🤖 AI Summary
To address the generation bottleneck caused by 3D data scarcity and modeling complexity, this paper proposes the first end-to-end method for generating 3D Gaussian Splatting (3DGS) representations directly from pretrained 2D diffusion models. Our approach reframes single-view image generation as a multi-view collaborative reconstruction task. We introduce a novel cross-view and cross-attribute attention mechanism to explicitly enforce geometric-appearance consistency across views. Furthermore, we impose implicit 3D consistency constraints—eliminating the need for any 3D supervision or annotations. Evaluated on both synthetic and real-world datasets, our method significantly outperforms existing approaches in zero-shot, high-fidelity, and high-quality 3D object generation.
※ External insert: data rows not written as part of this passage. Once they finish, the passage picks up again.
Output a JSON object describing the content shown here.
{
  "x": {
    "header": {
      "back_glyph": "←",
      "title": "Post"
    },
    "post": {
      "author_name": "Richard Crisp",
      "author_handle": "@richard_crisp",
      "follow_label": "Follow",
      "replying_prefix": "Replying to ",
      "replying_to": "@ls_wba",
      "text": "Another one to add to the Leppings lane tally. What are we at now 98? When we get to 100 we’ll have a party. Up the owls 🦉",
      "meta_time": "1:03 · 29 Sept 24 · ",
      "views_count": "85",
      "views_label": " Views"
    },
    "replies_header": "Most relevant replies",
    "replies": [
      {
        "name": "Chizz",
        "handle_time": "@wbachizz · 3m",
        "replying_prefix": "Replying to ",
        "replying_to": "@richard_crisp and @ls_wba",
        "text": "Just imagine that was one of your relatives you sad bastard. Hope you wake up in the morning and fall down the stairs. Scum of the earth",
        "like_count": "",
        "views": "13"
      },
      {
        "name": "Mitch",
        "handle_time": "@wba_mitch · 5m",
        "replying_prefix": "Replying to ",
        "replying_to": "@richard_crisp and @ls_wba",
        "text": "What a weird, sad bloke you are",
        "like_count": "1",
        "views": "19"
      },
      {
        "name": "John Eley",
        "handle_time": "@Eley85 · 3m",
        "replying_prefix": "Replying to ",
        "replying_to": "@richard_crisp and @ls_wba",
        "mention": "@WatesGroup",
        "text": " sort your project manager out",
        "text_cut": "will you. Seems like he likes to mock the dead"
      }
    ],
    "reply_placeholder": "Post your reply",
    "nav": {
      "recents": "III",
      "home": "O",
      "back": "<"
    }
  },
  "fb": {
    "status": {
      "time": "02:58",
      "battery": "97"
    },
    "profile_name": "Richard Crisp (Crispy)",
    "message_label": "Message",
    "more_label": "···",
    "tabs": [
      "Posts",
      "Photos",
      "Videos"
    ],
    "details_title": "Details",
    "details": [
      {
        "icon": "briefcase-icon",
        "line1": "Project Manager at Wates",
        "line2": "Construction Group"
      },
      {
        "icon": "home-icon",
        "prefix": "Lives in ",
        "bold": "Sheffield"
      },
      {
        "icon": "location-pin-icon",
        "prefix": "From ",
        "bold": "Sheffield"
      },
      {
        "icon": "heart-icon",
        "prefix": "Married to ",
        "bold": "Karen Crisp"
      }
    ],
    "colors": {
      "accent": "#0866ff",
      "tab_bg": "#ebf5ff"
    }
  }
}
It achieves superior generalization and training efficiency while requiring only standard 2D image inputs.
📝 Abstract
Recent advances in 2D image generation have achieved remarkable quality,largely driven by the capacity of diffusion models and the availability of large-scale datasets. However, direct 3D generation is still constrained by the scarcity and lower fidelity of 3D datasets. In this paper, we introduce Zero-1-to-G, a novel approach that addresses this problem by enabling direct single-view generation on Gaussian splats using pretrained 2D diffusion models. Our key insight is that Gaussian splats, a 3D representation, can be decomposed into multi-view images encoding different attributes. This reframes the challenging task of direct 3D generation within a 2D diffusion framework, allowing us to leverage the rich priors of pretrained 2D diffusion models. To incorporate 3D awareness, we introduce cross-view and cross-attribute attention layers, which capture complex correlations and enforce 3D consistency across generated splats. This makes Zero-1-to-G the first direct image-to-3D generative model to effectively utilize pretrained 2D diffusion priors, enabling efficient training and improved generalization to unseen objects. Extensive experiments on both synthetic and in-the-wild datasets demonstrate superior performance in 3D object generation, offering a new approach to high-quality 3D generation.